The Brady Bunch (1969–1974)
6/10
This Group Would Somehow Form A Family
8 April 2009
I think it's ironic as all get out that just when the anti-war movement was at its height and kids all over the nation were doing all kinds of experimentation with drugs that on television we managed to find solace in the gentle G-rated adventures of a blended family that was called The Brady Bunch.

In true paternal style the man with the three boys named Brady wed the woman whose name I can't recall, but Florence Henderson and her girls became Bradys just like Robert Reed's boys. In fact it was hard to remember that they weren't biological Bradys.

The anti-war movement, Civil Rights, gay rights (Stonewall happened the year of The Brady Bunch Debut) was something that was never mentioned on the show. Sports got into things occasionally, Joe Namath from football and Don Drysdale from baseball got some guest starring roles as themselves.

The Bradys did dress in the latest fashion though. I do remember those bell bottoms that I wish I could get into now. Barry Williams as Greg Brady wore them with style. He was quite the teen heartthrob during the run of the show.

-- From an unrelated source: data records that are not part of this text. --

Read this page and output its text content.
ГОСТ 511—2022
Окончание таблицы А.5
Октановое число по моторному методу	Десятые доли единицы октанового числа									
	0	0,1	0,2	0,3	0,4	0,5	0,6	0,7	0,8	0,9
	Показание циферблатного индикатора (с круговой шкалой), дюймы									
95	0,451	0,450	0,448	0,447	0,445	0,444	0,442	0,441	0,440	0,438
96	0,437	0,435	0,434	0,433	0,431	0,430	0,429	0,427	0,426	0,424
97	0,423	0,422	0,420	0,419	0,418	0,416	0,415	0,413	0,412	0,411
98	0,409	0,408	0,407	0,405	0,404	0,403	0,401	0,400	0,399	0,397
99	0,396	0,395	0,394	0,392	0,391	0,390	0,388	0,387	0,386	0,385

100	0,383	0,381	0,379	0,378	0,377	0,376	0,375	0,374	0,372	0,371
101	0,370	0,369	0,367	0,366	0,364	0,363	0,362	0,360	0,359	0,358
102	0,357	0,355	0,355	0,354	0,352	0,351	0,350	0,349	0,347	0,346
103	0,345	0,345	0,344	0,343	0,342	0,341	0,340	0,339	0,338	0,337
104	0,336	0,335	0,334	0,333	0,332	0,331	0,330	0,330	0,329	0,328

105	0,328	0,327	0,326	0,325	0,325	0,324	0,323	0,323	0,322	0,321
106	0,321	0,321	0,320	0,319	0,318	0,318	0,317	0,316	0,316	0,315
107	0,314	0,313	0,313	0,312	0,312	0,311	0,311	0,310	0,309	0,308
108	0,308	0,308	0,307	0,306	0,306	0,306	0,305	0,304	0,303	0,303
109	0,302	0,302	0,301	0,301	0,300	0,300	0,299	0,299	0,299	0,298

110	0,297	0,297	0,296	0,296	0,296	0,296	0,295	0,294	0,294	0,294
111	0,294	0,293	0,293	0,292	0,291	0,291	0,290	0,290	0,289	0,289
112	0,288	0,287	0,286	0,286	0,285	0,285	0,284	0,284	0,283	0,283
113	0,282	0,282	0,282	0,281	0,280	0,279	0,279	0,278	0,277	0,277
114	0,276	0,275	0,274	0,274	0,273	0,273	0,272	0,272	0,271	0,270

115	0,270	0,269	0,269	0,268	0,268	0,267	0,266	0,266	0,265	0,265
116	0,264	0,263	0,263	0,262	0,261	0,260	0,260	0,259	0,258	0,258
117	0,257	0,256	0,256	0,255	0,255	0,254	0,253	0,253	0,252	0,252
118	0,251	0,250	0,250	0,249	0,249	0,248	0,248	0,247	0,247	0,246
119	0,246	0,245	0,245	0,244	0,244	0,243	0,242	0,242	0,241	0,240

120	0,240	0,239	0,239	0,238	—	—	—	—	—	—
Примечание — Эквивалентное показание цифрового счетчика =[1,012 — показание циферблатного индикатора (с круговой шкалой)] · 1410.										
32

The shows hearkened back to Leave It To Beaver with Robert Reed as the all knowing dad. You did get the feeling unlike Hugh Beaumont and Barbara Billingsley, Reed and Henderson did have a sex life. Some concession to the times.

The shows were positively antiseptic. Barry Williams chasing after this that or the other girl, Cindy not being a tattle tale, Peter's voice changing, and the tag line that the show got known for, middle girl Jan's jealousy of older sister Marcia, with that cry of 'Marcia Marcia Marcia'.

Later on it came out that all American dad Robert Reed was gay after of course he died of AIDS. In the community that was pretty well known, a friend of mine recalls meeting Reed at a gay bar in New York City during the Seventies. The cast and crew of The Brady Bunch knew it too, but as Barry Williams points out in his memoirs, they didn't care, he was accepted as an artist and a human being. That was a concession to Stonewall that we didn't know about until later.

Blended families are still fodder for situation comedies like Step By Step and Life With Derek. Those have a bit more bite to them than the ever loving Bradys. Still those kids still looked real good and I did so like Barry Williams back in the day.